Hi Leo, I'm running your tests now. Note that I had similar issues (hangs), which I traced back to g6k not being properly rebuild: i.e., it was mixing old and new object files. This was caused on halfpeta:

  1. as Cython does not create g6k/siever.so but g6k/siever.cpython<ver>.so
  2. python setup.py clean does not exactly what we want similar to make clean which cleans all build files, but python only removes temporary build files.
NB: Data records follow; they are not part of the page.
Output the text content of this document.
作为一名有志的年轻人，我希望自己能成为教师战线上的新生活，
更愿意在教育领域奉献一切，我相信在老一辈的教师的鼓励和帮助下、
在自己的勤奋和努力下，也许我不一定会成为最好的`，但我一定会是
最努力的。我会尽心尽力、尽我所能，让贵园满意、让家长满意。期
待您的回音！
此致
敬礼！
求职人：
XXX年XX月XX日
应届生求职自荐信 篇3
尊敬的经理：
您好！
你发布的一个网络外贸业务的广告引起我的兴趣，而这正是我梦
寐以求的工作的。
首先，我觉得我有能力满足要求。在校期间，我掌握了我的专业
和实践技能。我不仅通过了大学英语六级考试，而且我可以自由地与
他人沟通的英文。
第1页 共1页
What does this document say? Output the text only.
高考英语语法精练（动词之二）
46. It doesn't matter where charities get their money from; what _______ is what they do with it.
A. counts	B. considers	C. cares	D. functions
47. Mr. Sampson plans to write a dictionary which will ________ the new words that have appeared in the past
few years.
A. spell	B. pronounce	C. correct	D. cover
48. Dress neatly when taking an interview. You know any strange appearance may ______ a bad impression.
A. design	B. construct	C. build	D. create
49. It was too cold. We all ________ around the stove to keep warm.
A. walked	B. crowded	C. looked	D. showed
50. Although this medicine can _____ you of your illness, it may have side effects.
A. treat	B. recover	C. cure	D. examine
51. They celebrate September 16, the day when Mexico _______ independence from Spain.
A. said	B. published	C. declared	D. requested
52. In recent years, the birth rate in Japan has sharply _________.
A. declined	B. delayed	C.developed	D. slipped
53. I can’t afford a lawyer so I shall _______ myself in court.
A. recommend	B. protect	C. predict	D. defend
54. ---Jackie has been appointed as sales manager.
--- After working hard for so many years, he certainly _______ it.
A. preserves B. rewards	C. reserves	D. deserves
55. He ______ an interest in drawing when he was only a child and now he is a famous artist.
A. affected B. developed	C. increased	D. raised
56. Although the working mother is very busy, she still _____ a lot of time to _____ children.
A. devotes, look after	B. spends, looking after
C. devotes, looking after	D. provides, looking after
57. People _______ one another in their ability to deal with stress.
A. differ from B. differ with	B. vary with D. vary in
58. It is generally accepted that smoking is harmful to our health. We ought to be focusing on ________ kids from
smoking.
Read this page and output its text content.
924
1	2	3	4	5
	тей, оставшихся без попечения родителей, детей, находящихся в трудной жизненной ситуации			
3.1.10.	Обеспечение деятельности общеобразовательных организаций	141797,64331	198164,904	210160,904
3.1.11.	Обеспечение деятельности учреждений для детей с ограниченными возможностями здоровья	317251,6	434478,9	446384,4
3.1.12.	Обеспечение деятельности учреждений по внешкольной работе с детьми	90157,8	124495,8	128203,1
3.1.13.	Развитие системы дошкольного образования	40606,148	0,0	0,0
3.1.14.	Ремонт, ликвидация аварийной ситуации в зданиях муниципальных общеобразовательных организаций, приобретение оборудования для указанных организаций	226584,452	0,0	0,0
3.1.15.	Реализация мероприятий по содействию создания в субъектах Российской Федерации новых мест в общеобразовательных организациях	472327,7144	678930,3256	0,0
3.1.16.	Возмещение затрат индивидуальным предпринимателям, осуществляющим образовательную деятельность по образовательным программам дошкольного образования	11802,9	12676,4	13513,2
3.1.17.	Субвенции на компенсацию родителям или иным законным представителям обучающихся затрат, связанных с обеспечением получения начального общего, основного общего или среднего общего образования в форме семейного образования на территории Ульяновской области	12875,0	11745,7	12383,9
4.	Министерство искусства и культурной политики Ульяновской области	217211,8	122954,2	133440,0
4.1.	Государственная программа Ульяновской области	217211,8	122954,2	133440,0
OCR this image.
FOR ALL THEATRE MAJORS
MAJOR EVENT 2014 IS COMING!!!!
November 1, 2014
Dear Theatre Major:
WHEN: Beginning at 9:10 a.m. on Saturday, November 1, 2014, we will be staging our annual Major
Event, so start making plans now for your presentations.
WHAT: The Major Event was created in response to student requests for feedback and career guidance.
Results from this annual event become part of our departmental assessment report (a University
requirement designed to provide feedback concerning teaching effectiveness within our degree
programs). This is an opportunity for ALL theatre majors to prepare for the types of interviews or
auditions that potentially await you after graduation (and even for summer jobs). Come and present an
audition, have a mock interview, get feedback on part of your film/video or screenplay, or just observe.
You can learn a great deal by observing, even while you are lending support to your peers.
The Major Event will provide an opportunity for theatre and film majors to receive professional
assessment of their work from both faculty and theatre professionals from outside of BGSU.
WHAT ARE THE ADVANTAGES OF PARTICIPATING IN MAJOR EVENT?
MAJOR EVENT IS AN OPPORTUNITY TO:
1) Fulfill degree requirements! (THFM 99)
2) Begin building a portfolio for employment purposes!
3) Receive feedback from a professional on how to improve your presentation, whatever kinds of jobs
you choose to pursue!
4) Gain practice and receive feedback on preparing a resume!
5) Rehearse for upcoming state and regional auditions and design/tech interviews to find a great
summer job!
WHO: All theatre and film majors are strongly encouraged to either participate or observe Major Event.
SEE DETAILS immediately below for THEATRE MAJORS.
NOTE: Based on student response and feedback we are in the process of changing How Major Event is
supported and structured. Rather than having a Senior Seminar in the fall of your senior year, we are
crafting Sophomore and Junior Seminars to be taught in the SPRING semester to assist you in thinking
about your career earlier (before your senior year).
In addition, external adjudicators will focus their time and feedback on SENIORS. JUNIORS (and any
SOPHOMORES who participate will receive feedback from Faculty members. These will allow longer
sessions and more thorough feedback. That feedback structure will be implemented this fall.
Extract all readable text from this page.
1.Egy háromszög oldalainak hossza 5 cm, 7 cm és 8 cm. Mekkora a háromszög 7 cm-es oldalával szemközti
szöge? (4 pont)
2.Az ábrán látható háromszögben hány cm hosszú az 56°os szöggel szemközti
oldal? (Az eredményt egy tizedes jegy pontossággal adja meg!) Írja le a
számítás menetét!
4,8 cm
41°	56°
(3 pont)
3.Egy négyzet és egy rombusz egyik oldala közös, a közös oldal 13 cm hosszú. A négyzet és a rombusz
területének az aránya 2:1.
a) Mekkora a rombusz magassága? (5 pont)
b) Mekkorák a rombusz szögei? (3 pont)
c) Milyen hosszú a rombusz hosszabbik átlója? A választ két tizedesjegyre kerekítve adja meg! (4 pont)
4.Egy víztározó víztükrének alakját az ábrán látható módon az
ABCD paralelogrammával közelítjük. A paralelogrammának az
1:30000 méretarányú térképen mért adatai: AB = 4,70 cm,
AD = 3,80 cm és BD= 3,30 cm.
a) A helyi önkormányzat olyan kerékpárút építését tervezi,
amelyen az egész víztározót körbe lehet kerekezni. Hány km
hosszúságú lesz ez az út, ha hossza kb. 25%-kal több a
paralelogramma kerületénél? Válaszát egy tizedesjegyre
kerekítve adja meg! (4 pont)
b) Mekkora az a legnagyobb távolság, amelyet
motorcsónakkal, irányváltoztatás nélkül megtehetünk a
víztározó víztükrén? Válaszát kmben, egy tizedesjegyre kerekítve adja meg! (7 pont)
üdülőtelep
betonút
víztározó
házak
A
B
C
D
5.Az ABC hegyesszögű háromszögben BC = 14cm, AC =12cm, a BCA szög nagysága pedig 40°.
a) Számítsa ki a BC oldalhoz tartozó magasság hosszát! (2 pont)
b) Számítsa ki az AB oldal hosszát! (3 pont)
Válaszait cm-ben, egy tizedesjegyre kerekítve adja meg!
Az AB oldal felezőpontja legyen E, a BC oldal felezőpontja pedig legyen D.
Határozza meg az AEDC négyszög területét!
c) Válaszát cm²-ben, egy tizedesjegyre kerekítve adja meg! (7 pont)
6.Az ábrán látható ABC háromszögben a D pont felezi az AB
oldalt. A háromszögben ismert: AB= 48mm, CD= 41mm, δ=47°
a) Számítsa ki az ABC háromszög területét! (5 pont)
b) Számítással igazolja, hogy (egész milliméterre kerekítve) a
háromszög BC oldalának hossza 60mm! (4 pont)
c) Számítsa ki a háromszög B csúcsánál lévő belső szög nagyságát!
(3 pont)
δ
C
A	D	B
I have put the fix for this in PR #38.

To make sure this is not the cause, can you also change rebuild.sh as follows and try again?: rm g6k/*.so `find g6k -name "*.pyc"` -r build

lducas commented 4 years ago

I made a fresh install. Still hanging on ./svp_challenge.py 80 --sieve gauss --pump/down-sieve 1 --verbose --threads 1. Sorry :/

cr-marcstevens commented 4 years ago

Found a serious bug introduced in my rewrite of shrink_db, but this should fix it.

lducas commented 4 years ago

a) Seems fine now. b) Meh. Everything is a trade-off. I think its nicer for average user to kill overhead in moderate dimensions than worrying about performances in super large dimensions. Users of the latter should know enough to adjust the code to their massive experiments. c) I can't help either. Can be the object of a future PR, for example if Elena has too much free time.

So I say all right. You can click the green button.

cr-marcstevens commented 4 years ago

BTW why was this bug not caught by TravisCI?